Фанни сказала бы, даже предельно внимателен к каждому из находившихся в зале. Или это она приписывала ему, но тогда она ясно видела – то же самое приписывают ему и остальные.

«О, он далеко пойдет! – подумала Фанни. – Как страшно, если кого-нибудь из нас забудет взять с собой».

Не хотелось думать, что он так же дышит, как и ты, поддерживая в теле жизнь.

Это было невозможно. Его дух, его тело наполнялись из другого источника.

Только улыбка была как у всех, даже немного беспомощная – почти человеческая, почти как у людей. Ни у кого в зале не было такой открытой, беспомощной улыбки.

Чего он хотел добиться, зачем так смотрел, улыбался, чего он вообще хотел от них?

Ее тянуло к нему, она прислушивалась, но, помня запрет тети, держалась в глубине зала сколько могла, а потом не выдержала, что-то стало наполнять ее тело, а наполнив, жечь изнутри горячей мутью, выталкивать ее вперед – и вытолкнуло.

Никто не позволял себе шевелиться, остановить ее, тоже прислушиваясь к тому, что он говорил негромко. Это способствовало продвижению. Она обходила не людей, а статуи. Так она приблизилась к нему, вальсируя подникому, кроме нее, неслышную музыку, и теперь стояла недалеко, раскрыв от удивления рот, беспомощная, не зная, что делать: возгордиться или пожалеть себя?

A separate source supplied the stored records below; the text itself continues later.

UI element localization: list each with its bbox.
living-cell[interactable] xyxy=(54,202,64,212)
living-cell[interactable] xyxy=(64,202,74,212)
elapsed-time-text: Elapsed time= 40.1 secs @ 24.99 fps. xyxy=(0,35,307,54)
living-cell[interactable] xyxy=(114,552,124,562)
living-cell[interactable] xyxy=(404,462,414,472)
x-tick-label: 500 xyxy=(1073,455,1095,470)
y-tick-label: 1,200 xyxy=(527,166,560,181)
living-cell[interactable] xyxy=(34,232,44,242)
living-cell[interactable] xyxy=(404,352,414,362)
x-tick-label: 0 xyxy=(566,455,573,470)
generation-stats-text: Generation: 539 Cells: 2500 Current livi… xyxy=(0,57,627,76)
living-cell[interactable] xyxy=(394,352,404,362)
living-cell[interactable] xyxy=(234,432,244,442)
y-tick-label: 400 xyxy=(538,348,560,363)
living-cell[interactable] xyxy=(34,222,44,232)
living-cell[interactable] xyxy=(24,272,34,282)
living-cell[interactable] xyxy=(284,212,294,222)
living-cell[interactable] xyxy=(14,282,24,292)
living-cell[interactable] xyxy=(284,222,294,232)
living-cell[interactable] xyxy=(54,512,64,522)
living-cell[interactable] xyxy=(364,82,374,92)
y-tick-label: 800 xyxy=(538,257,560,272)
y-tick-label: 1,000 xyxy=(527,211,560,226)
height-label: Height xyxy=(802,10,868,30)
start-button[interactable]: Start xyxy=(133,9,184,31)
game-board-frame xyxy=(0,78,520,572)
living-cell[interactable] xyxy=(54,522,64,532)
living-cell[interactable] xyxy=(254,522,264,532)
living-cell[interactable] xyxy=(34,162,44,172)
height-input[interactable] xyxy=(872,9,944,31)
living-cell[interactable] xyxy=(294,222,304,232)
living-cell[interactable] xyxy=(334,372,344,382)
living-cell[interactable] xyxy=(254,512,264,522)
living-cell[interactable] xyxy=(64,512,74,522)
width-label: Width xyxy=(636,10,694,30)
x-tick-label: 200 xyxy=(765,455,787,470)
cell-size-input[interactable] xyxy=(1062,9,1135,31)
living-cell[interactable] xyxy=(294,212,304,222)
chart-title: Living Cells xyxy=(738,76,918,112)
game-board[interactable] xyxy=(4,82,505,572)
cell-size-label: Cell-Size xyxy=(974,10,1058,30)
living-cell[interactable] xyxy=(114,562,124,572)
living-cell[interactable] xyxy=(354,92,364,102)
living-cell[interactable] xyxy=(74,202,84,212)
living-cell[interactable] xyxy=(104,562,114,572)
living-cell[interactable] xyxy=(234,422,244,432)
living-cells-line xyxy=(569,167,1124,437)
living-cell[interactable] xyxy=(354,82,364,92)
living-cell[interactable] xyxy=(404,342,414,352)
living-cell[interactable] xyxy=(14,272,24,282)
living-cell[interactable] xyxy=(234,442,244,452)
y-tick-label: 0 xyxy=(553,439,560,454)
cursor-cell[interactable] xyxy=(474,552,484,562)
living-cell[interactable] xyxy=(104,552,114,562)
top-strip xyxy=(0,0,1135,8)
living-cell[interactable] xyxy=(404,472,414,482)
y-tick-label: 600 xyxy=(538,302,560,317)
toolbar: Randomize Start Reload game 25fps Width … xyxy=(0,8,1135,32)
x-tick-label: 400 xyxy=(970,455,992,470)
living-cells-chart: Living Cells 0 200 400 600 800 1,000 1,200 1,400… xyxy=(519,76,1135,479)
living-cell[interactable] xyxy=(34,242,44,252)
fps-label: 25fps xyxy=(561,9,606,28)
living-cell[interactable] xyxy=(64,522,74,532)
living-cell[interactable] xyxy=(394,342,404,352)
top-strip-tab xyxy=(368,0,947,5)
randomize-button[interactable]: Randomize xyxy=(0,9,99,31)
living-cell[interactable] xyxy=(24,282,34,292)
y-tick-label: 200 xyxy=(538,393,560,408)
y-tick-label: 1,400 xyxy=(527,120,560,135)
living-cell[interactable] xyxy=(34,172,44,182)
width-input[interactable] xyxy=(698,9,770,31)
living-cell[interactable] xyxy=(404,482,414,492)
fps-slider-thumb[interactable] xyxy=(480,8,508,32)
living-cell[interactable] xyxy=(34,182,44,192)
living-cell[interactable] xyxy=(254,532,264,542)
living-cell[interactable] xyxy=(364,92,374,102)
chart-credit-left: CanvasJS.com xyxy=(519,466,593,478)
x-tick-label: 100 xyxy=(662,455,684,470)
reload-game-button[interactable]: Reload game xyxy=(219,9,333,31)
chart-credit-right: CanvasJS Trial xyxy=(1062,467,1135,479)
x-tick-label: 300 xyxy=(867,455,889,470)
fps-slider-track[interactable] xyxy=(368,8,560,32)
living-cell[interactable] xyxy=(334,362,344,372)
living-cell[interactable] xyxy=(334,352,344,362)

– Ах, Гер, Гер, – услышала она наконец, – какой же это курорт? Вы меня разочаровываете. Где широта, великодушие? Где пресловутое армейское благородство?

– Я летчик, – попытался отшутиться Гер.

На правах хозяина он хотел придать сегодняшнему разговору эффект светской болтовни, перевести все в шутку, но фюрер настроен был иначе.

– Вероятно с высоты, – сказал он, – вы, действительно, видите всё по-иному. Я как-то не задумывался об этом… Интересно, если бы вы видели, что производит бомба, попадая в цель, стали бы вы продолжать бомбить?

– Еще как, – продолжал балагурить Гер, – еще как. Приказ есть приказ.

– Да. Это правда. Я знаю, что делаю, когда отдаю приказы, – недовольно сказал фюрер и, повернувшись к Геру боком, задрал голову, стал рассматривать плафоны, что-то летящее, трубящее, ангелоподобное, будто ждал откуда-то сверху исполнения собственного приказа.

Все тоже углубились в рассматривание.

– Мадагаскар, – произнес фюрер, и тут же где-то рядом вспыхнул и сгорел магний фотоаппарата, окутав слово в дым воспоминаний, во что-то, граничащее с безумием, когда твой язык перестает быть единственно твердой почвой для разговора, а вытесняется каким-то странным звуком, будто в комнату залетела птица и закричала что-то свое, не разобравшись. – Красивая идея, – продолжил фюрер. – Девочка…

Только тут заметил он Фанни, стоящую с открытым ртом.

– Ты любишь путешествовать?

– О, мой фюрер, – предчувствуя все последствия, сказала фрау Гер, которая, единственная из присутствующих уже давно, не в силах остановить, оцепенев от ужаса, следила за передвижениями племянницы,

– это Фанни, моя племянница. Фанни, вернись на место.

– Здесь ее место, – сказал фюрер, – рядом с моим сердцем.

Он взял девушку за руки и привлек к себе. Фанни поразило, что, несмотря на близость к его телу, его дыханию, он все-таки ухитрялся держать ее от себя на расстоянии вытянутого мизинца.

Принюхиваясь к его запаху, она еще чуть-чуть отпрянула, от него пахло солдатским дешевым одеколоном, навсегда связанным для нее с запахом отбросов и помоев, жуткой нищеты тех берлинских окраин, которые она любила посещать вместе с друзьями, тайком от родителей, чтобы жизнь не казалась слишком пресной. Она не знала, что и фюрер частенько приводит своих министров на эти помойки, чтобы ткнуть их лицом в нищету, оставленную ему в наследство прежним правительством, и несколькими директивными фразами объяснить, чем эти районы должны стать в самое ближайшее время.

Но запах, запах! Неужели у него такой дурной вкус?

– Милая фрейляйн, хотели бы вы жить на необитаемом острове?

– Нет, – быстро ответила Фанни, – я хочу жить только у себя дома. Я немка.

– Ну хорошо, – засмеялся он. – А если бы вы не были немкой?

Цыганкой, например, или даже еврейкой? Человеком без родины.

– Я немка, – повторила Фанни, чувствуя, как мизинец фюрера медленно и неотвратимо входит ей под ребра.

– Кто знает, кто знает… – задумчиво повторил фюрер, проворачивая мизинец. – Мы не можем быть уверены в чистоте нашей крови.

– Но мой фюрер, – сказал Бор.^10 У него начало подергиваться лицо.

– Эта девочка племянница фельдмаршала.

– Ну и что? – неожиданно произнес Гебб.^11 – В этой девочке по крайней мере четверть еврейской крови.